Air Canada will suspend flights between Edmonton International Airport (EIA) and London’s Heathrow Airport for three-months this winter, according a report by the Edmonton Journal.
‘Despite ongoing promotional initiatives over the past six years, the Edmonton-London route has always been a challenge to be profitable during the winter months,’ said Air Canada spokesperson, Angela Mah.
‘As a result, Air Canada has taken a commercial decision to not operate the Edmonton-London flights between January 8 and March 28, 2014. The non-stop flights re-start March 29 with five weekly flights ramping up to daily on May 1 for the summer season,’ Ms. Mah said.
Heather Hamilton, director of communications and marketing for EIA, said: ‘We are disappointed. That flight is a popular route. We think it’s going to be missed.’
‘Air Canada is an important partner for us and we will continue to work with them,’ she added.

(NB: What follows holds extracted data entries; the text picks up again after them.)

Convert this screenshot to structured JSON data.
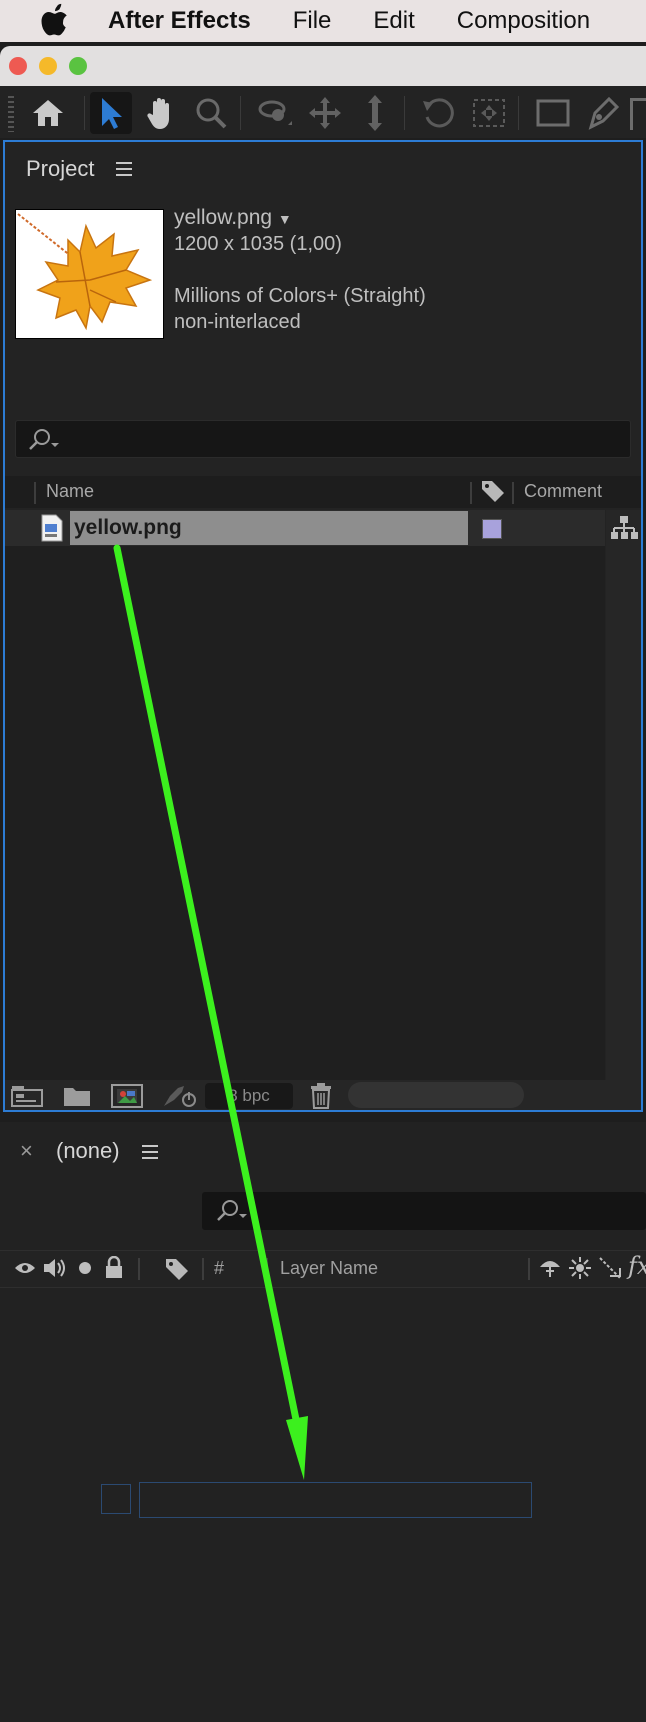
{
  "menubar": {
    "apple_icon": "apple-logo",
    "app_name": "After Effects",
    "items": [
      "File",
      "Edit",
      "Composition"
    ]
  },
  "window": {
    "traffic_lights": [
      "#ee5a52",
      "#f5b92a",
      "#5ac341"
    ]
  },
  "toolbar": {
    "tools": [
      "home-icon",
      "selection-tool-icon",
      "hand-tool-icon",
      "zoom-tool-icon",
      "orbit-camera-icon",
      "pan-camera-icon",
      "dolly-camera-icon",
      "rotate-tool-icon",
      "pan-behind-icon",
      "rectangle-tool-icon",
      "pen-tool-icon"
    ],
    "active_tool": "selection-tool-icon",
    "active_color": "#2d7cd4"
  },
  "project": {
    "title": "Project",
    "asset": {
      "name": "yellow.png",
      "dimensions": "1200 x 1035 (1,00)",
      "colors": "Millions of Colors+ (Straight)",
      "interlace": "non-interlaced"
    },
    "columns": {
      "name": "Name",
      "comment": "Comment"
    },
    "items": [
      {
        "name": "yellow.png",
        "label_color": "#a8a2dc"
      }
    ],
    "footer": {
      "bpc": "8 bpc"
    }
  },
  "timeline": {
    "close": "×",
    "title": "(none)",
    "columns": {
      "number": "#",
      "layer_name": "Layer Name"
    }
  },
  "annotation": {
    "arrow_color": "#3cf01e"
  }
}
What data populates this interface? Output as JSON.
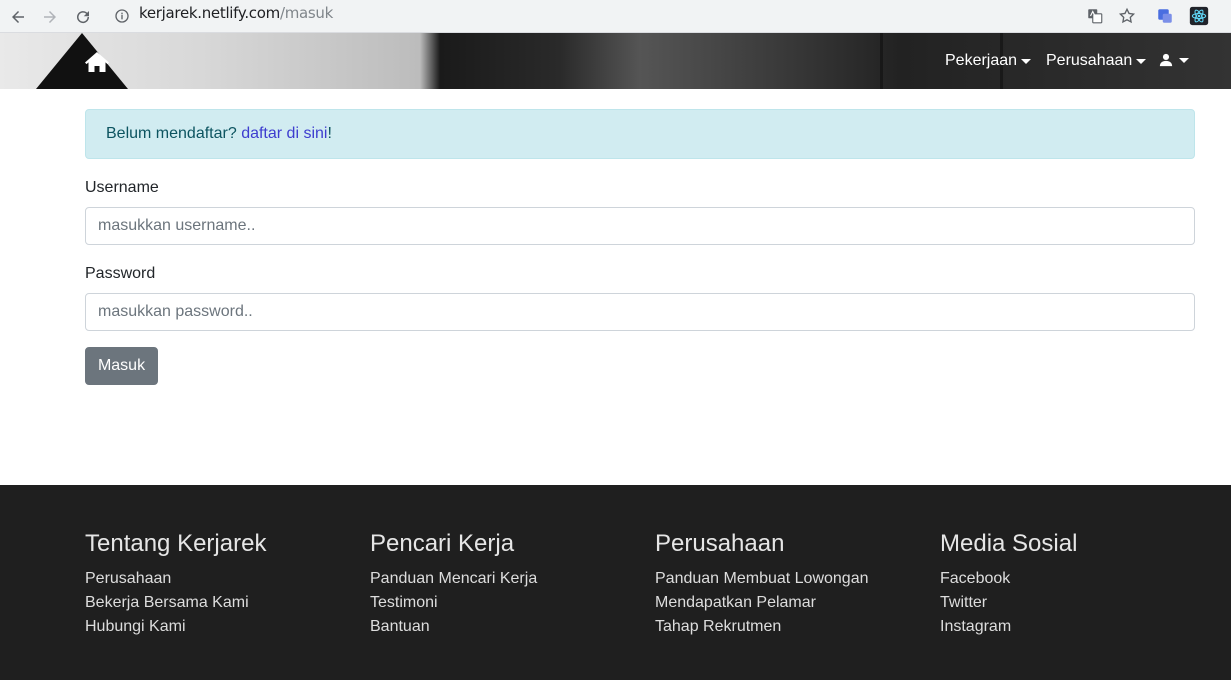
{
  "browser": {
    "url_host": "kerjarek.netlify.com",
    "url_path": "/masuk"
  },
  "navbar": {
    "home_icon": "home-icon",
    "menu": [
      {
        "label": "Pekerjaan"
      },
      {
        "label": "Perusahaan"
      }
    ],
    "user_icon": "user-icon"
  },
  "alert": {
    "prefix": "Belum mendaftar? ",
    "link_text": "daftar di sini",
    "suffix": "!"
  },
  "form": {
    "username_label": "Username",
    "username_placeholder": "masukkan username..",
    "password_label": "Password",
    "password_placeholder": "masukkan password..",
    "submit_label": "Masuk"
  },
  "footer": {
    "columns": [
      {
        "title": "Tentang Kerjarek",
        "items": [
          "Perusahaan",
          "Bekerja Bersama Kami",
          "Hubungi Kami"
        ]
      },
      {
        "title": "Pencari Kerja",
        "items": [
          "Panduan Mencari Kerja",
          "Testimoni",
          "Bantuan"
        ]
      },
      {
        "title": "Perusahaan",
        "items": [
          "Panduan Membuat Lowongan",
          "Mendapatkan Pelamar",
          "Tahap Rekrutmen"
        ]
      },
      {
        "title": "Media Sosial",
        "items": [
          "Facebook",
          "Twitter",
          "Instagram"
        ]
      }
    ]
  }
}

Travellers affected by the Air Canada suspension have the option of travelling with United Airlines non-stop from Edmonton to Newark, New Jersey, which provides Star Alliance connections to Europe, Hamilton said.
Air Canada launched three non-stop flights between Edmonton International Airport and London Heathrow in November 2006, following years of negotiations for year-round European scheduled service by the airport and the city. Daily flights began in April 2007.
Travel agents and frequent flyers are reportedly disappointed by the decision, but expressed hope that the airport will find other more favourable alternatives.
‘To get to Europe, there’s still lots of great options; but to London, it’s certainly going to add a leg and a couple of hours to that trip so it’s certainly unfortunate for frequent London travellers,’ said Stephen Petasky, a frequent flyer and president and managing partner of Luxus Group, a recreational and commercial real estate company with properties in Europe.
‘If we’re losing the Heathrow flight, ideally EIA will be able to pick up another flight to Europe in a more central hub that will allow for a better gateway to the rest of Europe. Maybe the loss of this will open up the door for another great opportunity for EIA that could be even better than Heathrow in regards to a hub to the rest of Western Europe,’ he added.